[Tribune] Loi sur les travailleurs détachés : quel impact pour les entreprises ?
Contraintes accrues ou meilleure gestion des risques : le point sur ce à quoi doivent s'attendre les entreprises avec la nouvelle loi sur les travailleurs détachés.
Je m'abonneLe Sénat, après réunion de la commission mixte paritaire, a définitivement adopté le 12 juin 2014 une proposition de loi visant à lutter contre la concurrence sociale déloyale reprenant la récente directive européenne sur "les travailleurs détachés". Ce texte se veut être un outil de lutte efficace contre les fraudes et les abus constatés liés au détachement de travailleurs. Mais, concrètement, que va-t-il changer pour les entreprises ? Le Code du travail impose déjà aux entreprises donneuses d'ordre comme sous-traitantes un cadre strict pour la mise en oeuvre d'opérations de détachement de travailleurs européens sur le territoire national.

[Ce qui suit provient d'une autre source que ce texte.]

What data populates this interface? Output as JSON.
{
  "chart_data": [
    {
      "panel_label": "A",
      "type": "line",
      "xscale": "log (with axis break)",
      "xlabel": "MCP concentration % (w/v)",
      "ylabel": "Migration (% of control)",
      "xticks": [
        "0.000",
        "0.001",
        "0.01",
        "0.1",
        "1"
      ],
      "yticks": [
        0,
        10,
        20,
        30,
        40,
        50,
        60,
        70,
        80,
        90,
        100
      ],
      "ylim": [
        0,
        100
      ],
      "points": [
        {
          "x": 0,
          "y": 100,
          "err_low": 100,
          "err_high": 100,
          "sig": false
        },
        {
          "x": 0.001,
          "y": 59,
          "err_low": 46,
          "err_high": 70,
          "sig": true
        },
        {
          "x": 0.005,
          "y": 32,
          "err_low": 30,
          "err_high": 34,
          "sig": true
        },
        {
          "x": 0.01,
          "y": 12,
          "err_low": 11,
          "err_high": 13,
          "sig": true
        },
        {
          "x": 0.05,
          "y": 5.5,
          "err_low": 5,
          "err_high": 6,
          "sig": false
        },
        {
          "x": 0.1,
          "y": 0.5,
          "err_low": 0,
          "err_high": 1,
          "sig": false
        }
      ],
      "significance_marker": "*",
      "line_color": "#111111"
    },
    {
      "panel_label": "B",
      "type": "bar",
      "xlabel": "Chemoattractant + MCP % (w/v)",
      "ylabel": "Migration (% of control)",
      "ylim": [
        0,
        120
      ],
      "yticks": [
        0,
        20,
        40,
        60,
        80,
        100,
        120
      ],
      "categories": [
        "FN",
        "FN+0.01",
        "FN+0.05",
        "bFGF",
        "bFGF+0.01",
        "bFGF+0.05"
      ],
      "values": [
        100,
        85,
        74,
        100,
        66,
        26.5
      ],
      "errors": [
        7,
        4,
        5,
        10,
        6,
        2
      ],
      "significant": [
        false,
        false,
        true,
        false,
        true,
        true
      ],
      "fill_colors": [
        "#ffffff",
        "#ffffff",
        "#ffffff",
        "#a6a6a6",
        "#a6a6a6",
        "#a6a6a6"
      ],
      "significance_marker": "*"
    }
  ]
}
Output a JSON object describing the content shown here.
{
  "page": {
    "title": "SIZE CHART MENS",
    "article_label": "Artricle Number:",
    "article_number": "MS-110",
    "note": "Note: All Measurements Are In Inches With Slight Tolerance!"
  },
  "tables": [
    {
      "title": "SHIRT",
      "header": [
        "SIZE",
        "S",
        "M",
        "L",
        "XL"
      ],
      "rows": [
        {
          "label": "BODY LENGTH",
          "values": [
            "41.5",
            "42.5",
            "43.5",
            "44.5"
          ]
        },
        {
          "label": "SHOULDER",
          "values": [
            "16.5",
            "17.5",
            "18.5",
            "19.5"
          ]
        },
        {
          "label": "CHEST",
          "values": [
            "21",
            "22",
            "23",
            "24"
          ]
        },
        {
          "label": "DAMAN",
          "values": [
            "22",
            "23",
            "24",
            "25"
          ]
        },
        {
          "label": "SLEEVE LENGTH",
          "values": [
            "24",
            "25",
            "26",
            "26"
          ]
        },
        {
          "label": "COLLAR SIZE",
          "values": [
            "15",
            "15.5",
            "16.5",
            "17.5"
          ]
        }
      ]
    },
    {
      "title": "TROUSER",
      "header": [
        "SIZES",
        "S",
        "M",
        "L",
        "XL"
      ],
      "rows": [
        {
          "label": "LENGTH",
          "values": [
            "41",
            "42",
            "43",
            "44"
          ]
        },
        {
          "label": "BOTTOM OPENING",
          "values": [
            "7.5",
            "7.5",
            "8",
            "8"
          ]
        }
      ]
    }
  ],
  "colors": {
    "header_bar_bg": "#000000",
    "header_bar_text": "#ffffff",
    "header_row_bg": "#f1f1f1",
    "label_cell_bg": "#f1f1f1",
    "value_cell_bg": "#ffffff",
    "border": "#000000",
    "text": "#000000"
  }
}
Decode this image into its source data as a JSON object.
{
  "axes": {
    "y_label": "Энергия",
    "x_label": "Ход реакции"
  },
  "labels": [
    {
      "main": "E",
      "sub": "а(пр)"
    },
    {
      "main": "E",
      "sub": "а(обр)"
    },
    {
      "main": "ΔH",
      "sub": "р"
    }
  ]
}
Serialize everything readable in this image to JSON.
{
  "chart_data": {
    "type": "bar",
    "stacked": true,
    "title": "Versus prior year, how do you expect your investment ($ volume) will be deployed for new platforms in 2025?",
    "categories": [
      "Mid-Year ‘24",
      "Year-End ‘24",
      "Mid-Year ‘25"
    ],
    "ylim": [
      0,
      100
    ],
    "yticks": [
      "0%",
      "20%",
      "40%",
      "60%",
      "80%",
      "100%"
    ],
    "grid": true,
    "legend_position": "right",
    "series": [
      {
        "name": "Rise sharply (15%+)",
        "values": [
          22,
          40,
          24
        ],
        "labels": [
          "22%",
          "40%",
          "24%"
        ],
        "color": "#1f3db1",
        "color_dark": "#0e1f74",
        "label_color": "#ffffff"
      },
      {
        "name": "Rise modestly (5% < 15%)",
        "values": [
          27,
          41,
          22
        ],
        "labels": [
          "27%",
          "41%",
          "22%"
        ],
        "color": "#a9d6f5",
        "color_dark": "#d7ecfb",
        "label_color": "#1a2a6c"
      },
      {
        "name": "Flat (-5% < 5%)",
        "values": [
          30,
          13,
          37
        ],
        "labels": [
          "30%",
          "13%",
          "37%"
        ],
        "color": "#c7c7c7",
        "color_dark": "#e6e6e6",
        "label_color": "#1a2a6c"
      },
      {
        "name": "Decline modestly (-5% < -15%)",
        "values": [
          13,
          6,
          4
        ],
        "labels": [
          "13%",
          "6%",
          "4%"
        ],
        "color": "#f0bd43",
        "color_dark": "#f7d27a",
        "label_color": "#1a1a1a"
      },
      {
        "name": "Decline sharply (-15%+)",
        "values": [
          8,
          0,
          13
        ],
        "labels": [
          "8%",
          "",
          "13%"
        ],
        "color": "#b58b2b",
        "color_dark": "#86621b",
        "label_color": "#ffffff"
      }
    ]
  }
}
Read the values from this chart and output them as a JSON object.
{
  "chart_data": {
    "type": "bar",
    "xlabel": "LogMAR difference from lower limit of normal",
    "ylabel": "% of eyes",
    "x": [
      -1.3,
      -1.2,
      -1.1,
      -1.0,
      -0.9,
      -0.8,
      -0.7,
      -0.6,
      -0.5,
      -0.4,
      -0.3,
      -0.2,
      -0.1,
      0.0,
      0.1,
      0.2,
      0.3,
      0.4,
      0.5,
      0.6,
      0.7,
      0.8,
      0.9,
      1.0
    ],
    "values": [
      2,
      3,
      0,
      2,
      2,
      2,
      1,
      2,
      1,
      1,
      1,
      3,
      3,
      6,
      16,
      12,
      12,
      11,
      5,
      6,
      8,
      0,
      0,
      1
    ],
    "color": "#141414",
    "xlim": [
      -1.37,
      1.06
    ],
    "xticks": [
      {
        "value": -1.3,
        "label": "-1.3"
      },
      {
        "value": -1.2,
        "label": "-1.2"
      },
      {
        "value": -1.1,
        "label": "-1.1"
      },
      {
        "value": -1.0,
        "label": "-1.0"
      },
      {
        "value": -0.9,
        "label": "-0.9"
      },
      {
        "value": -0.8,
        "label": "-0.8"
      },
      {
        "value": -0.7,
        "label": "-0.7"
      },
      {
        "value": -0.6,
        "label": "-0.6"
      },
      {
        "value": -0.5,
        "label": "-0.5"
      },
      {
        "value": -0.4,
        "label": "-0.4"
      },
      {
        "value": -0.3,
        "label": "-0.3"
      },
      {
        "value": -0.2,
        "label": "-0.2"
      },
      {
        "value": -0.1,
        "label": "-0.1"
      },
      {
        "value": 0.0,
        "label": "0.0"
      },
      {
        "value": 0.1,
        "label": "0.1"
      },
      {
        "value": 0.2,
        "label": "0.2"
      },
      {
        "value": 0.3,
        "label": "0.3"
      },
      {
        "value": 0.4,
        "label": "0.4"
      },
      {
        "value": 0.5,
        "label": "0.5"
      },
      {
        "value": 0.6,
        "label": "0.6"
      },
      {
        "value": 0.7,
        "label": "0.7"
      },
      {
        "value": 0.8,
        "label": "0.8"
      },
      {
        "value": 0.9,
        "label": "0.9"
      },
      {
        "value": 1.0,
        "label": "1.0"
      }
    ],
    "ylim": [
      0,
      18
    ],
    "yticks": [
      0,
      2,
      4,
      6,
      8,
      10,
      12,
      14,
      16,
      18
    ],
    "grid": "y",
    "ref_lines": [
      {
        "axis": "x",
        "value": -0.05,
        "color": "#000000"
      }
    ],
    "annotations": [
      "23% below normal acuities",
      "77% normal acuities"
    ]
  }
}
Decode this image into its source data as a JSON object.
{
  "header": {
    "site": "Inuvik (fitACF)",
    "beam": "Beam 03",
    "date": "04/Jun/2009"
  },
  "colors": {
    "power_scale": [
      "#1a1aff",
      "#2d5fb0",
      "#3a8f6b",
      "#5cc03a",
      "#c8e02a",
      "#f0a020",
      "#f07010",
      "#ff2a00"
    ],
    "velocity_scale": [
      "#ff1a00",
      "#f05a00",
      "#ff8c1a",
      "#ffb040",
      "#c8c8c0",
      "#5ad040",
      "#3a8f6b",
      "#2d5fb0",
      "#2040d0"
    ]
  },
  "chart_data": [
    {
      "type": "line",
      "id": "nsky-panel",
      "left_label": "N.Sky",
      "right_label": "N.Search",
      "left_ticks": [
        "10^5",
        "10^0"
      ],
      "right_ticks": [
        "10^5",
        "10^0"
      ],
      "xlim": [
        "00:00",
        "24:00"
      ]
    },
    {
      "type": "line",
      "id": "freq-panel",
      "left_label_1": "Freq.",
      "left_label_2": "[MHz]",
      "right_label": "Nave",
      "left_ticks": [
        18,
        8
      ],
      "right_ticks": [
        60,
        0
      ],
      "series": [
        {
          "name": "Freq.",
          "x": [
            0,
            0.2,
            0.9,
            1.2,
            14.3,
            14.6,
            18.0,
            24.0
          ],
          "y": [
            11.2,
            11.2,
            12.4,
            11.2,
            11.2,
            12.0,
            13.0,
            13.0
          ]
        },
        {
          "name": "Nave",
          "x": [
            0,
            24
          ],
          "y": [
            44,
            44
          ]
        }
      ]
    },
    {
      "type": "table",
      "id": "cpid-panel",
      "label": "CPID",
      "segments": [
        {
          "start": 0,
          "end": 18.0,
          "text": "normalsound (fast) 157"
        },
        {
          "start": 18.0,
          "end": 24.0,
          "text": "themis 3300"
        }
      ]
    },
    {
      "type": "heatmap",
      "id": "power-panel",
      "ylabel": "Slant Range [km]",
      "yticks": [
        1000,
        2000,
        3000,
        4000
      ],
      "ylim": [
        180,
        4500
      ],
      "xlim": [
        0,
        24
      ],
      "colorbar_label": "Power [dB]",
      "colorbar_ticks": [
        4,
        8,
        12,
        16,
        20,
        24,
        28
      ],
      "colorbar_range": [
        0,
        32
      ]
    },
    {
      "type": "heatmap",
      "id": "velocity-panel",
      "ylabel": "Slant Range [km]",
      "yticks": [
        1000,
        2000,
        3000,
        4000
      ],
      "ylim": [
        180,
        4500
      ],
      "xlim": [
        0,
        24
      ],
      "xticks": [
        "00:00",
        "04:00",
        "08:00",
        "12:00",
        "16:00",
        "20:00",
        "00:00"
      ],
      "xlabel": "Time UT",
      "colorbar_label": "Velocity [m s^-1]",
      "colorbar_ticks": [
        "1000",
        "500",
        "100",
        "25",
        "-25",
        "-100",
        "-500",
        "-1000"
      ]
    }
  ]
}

La volonté de la France de transposer cette directive impose de nouvelles obligations et un renforcement des contrôles.
Un mécanisme qui appelle à une vigilance accrue
L'entreprise étrangère qui détache des travailleurs doit, en plus de l'obligation d'effectuer une déclaration de détachement, désigner un représentant en France, chargé d'assurer la liaison avec les agents de contrôle. Il s'agit notamment de permettre aux inspecteurs du travail de pouvoir saisir une personne physique à qui transmettre leurs observations.
Le donneur d'ordre sera tenu de vérifier l'accomplissement de ces formalités avant le début du détachement. S'il est informé par un agent de contrôle d'un manquement de son sous-traitant dans certains domaines jugés sensibles (exercice du droit de grève, droit au repos, discrimination, rémunération inférieure au minimum légal ou conventionnel etc.,...), il devra "enjoindre" à ce dernier de régulariser la situation et de tenir l'agent de contrôle informé des suites.
Par ailleurs, les maîtres d'ouvrages auront également une obligation de vigilance en matière d'hébergement collectif des salariés des entreprises sous-traitantes et seront susceptibles d'avoir à le prendre en charge directement en cas de condition d'hébergement constatées, incompatibles avec la dignité humaine. Ce donneur d'ordre est censé participer à la prévention et à la lutte contre les abus en matière de détachement pour qu'ils soient évités.
Arme supplémentaire : les organisations syndicales pourront également, sans avoir à justifier d'un mandat, agir en justice pour faire valoir les droits d'un salarié.
Des sanctions financières et solidaires comme garde-fou
Le donneur d'ordre, qui omettrait d'enjoindre à son sous-traitant de respecter les obligations auxquelles il aurait manqué, sera passible d'une amende administrative de 2 000 € par salarié, ou 4 000 € en cas de récidive, dans la limite de 10 000 €.
Le non-respect du salaire minimum légal ou conventionnel donne lieu à une sanction bien plus sévère puisque le donneur d'ordre sera tenu solidairement avec l'employeur au paiement des rémunérations. La menace pourrait se révéler très efficace.
Des sanctions complémentaires sont également prévues, en particulier la possibilité de porter le nom de l'employeur condamné pour certaines infractions de travail illégal, quel que soit le montant de la condamnation, sur une liste diffusée sur Internet ou l'impossibilité de percevoir, pour une durée de 5 ans, toute aide publique.
Enfin, si les contrats passés en vue d'une opération de sous-traitance prévoient déjà, le plus souvent, des dispositions relatives à l'obligation pour le sous-traitant de justifier de l'accomplissement de ses obligations en matière sociale, les clauses concernées devront néanmoins être revues, adaptées au dispositif nouveau. Elles devront sans doute ménager au donneur d'ordre une possibilité de mettre fin au contrat en cas de négligence persistante de son sous-traitant.
Cédric Jacquelet est International Counsel chez Proskauer. Il est diplômé d'un DESS Droit et Pratique des Relations de travail de l'Université Paris 2 Panthéon - Assas et d'un doctorat en droit privé (2006), Université Paris 2 Panthéon - Assas. Il débute sa carrière en 2003 et intègre le cabinet Proskauer en 2012. Il intervient aussi bien en conseil qu'en contentieux dans l'ensemble des domaines de la protection sociale de l'entreprise comme du droit de la Sécurité Sociale. Dans ce cadre, il accompagne les entreprises dans le domaine du droit social et plus particulièrement des relations collectives de travail, notamment à l'occasion de contentieux les opposants aux institutions représentatives du personnel, de négociations collectives ou de restructurations. Il est responsable d'enseignements en formation initiale et continue au sein de l'Université Paris I Panthéon-Sorbonne et anime régulièrement des formations ainsi que des séminaires.